The change can be attributed to affluent consumers purchasing high-value properties and ongoing semigration within the country due to the persistence of remote working conditions. However, the report noted that consecutive increases in the repo rate showed signs of potential strain on consumers’ repayment abilities.
Vehicle Finance
The vehicle loan market navigated choppy waters as a decrease in originations was offset by
loan and balance increases
Origination growth remains low as the global automotive industry had another challenging quarter hampered by the shortage in inventory. The shortage in supply of vehicles and the rise in inflation caused prices to increase further for both new and used cars, said TransUnion.
Vehicle finance originations are down 6.8% YoY to 123,124 in Q1 2023. At current levels, origination volumes are 11.1% below pre-pandemic levels, the credit specialist said.

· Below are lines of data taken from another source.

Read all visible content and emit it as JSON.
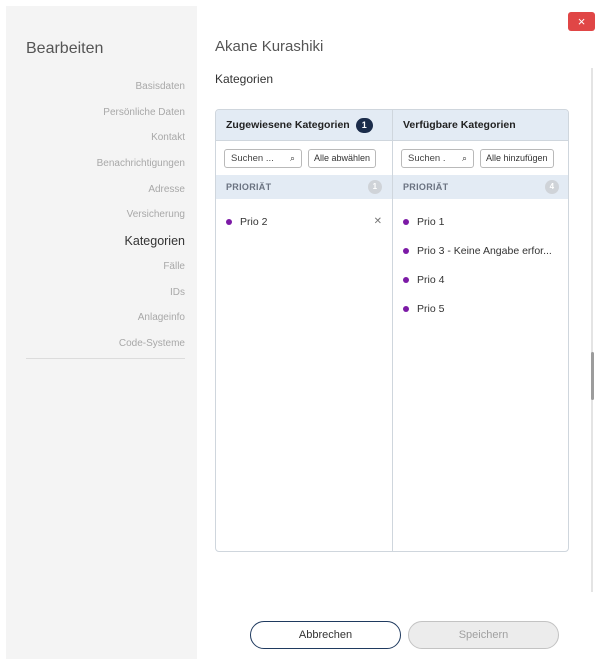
{
  "sidebar": {
    "title": "Bearbeiten",
    "items": [
      {
        "label": "Basisdaten"
      },
      {
        "label": "Persönliche Daten"
      },
      {
        "label": "Kontakt"
      },
      {
        "label": "Benachrichtigungen"
      },
      {
        "label": "Adresse"
      },
      {
        "label": "Versicherung"
      },
      {
        "label": "Kategorien"
      },
      {
        "label": "Fälle"
      },
      {
        "label": "IDs"
      },
      {
        "label": "Anlageinfo"
      },
      {
        "label": "Code-Systeme"
      }
    ],
    "active_index": 6
  },
  "dialog": {
    "close_label": "×",
    "person_name": "Akane Kurashiki",
    "section_title": "Kategorien"
  },
  "assigned": {
    "title": "Zugewiesene Kategorien",
    "count": "1",
    "search_placeholder": "Suchen ...",
    "action_label": "Alle abwählen",
    "group_label": "PRIORIÄT",
    "group_count": "1",
    "items": [
      {
        "label": "Prio 2"
      }
    ]
  },
  "available": {
    "title": "Verfügbare Kategorien",
    "search_placeholder": "Suchen .",
    "action_label": "Alle hinzufügen",
    "group_label": "PRIORIÄT",
    "group_count": "4",
    "items": [
      {
        "label": "Prio 1"
      },
      {
        "label": "Prio 3 - Keine Angabe erfor..."
      },
      {
        "label": "Prio 4"
      },
      {
        "label": "Prio 5"
      }
    ]
  },
  "footer": {
    "cancel_label": "Abbrechen",
    "save_label": "Speichern"
  },
  "colors": {
    "accent": "#1b2c4a",
    "close": "#e04646",
    "item_dot": "#7c1aa6",
    "header_bg": "#e3ebf4"
  },
  "icons": {
    "close": "close-icon",
    "search": "search-icon",
    "remove": "remove-icon"
  }
}
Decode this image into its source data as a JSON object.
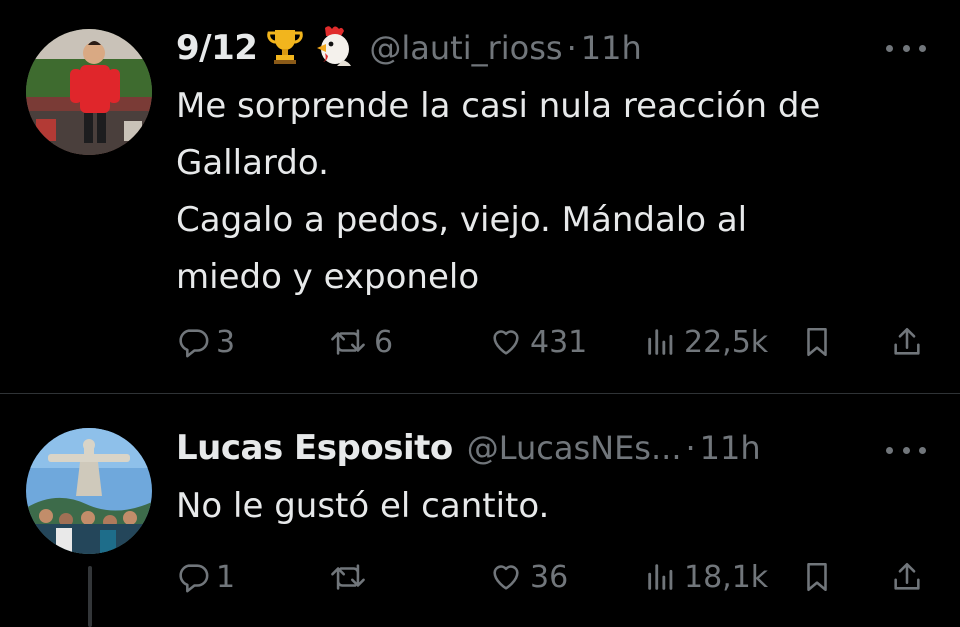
{
  "tweets": [
    {
      "name": "9/12",
      "emojis": [
        "trophy",
        "rooster"
      ],
      "handle": "@lauti_rioss",
      "separator": "·",
      "time": "11h",
      "text_lines": [
        "Me sorprende la casi nula reacción de",
        "Gallardo.",
        "Cagalo a pedos, viejo. Mándalo al",
        "miedo y exponelo"
      ],
      "actions": {
        "replies": "3",
        "retweets": "6",
        "likes": "431",
        "views": "22,5k"
      }
    },
    {
      "name": "Lucas Esposito",
      "handle": "@LucasNEs...",
      "separator": "·",
      "time": "11h",
      "text_lines": [
        "No le gustó el cantito."
      ],
      "actions": {
        "replies": "1",
        "retweets": "",
        "likes": "36",
        "views": "18,1k"
      }
    }
  ],
  "icons": {
    "reply": "reply-icon",
    "retweet": "retweet-icon",
    "like": "like-icon",
    "views": "views-icon",
    "bookmark": "bookmark-icon",
    "share": "share-icon",
    "more": "more-icon"
  },
  "colors": {
    "background": "#000000",
    "text": "#e7e9ea",
    "secondary": "#71767b",
    "divider": "#2f3336"
  }
}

“Despite the decline in account volumes, those consumers who did opt for vehicle finance loans borrowed more significant amounts, with the average loan amount increasing by 6.5% year over year,” said the report.
These larger loans, combined with a 50 bps increase in the repo rate, led to a 7.4% increase in outstanding balances and a 6.7% increase in average balances year over year.
The credit expert said that the average new loan amount hit a new high at R386,116, as this trend was linked to the higher cost of vehicle ownership.
While serious account-level delinquency rates decreased by 190 bps year over year, indicating South African consumers are prioritising repayment of secured lending products. Q1 2023 saw a 650 bps increase in the first month defaults year over year.
“This alarming increase underscores the importance for lenders to effectively manage these impairments to prevent them from rolling into more serious defaults and threatening the market’s stability,” it said.
Home Loan
The South African home loan market continued to flourish amid economic challenges, with strong growth recorded in volumes and balances.
Home Loan origination volumes increased by 9.1% year over year to R52,223. This growth occurred despite the high-interest rate and inflationary environment, suggesting those consumers who intended to buy a home followed through with their intent, said TransUnion.
Average new loan amounts also saw a considerable surge of 21.5% year over year to R955,654, likely driven by more affluent consumers purchasing high-value properties.
The credit expert asl noted that this growth could also be attributed to the ongoing semigration within the country as remote working conditions persist post-pandemic.
However, the combined impact of higher loan values and volumes led to a significant increase in outstanding balances, reaching R 1.1 trillion, a 5.2% year-over-year increase, while the repo rate’s 50 bps rise increased average balances by 4.8% yearly.
“There are signs of potential strain on consumers’ repayment abilities, as accounts with a single month of missed payments surged by 25% year over year, and both severe account-level and balance-level delinquencies also experienced marginal increases in Q1 2023, rising by 30 bps and 60 bps, respectively,” it said.
This pressure can be seen when considering the impact of the rate hikes since they started in November 2021.
May’s rate hike was the tenth consecutive hike, marking 475 bps since the cycle started, resulting in an additional repayment value for a R2 million home loan escalating by more than R 6,000 per month. This highlights the pressure on homeowners and the need for lenders to monitor these trends closely.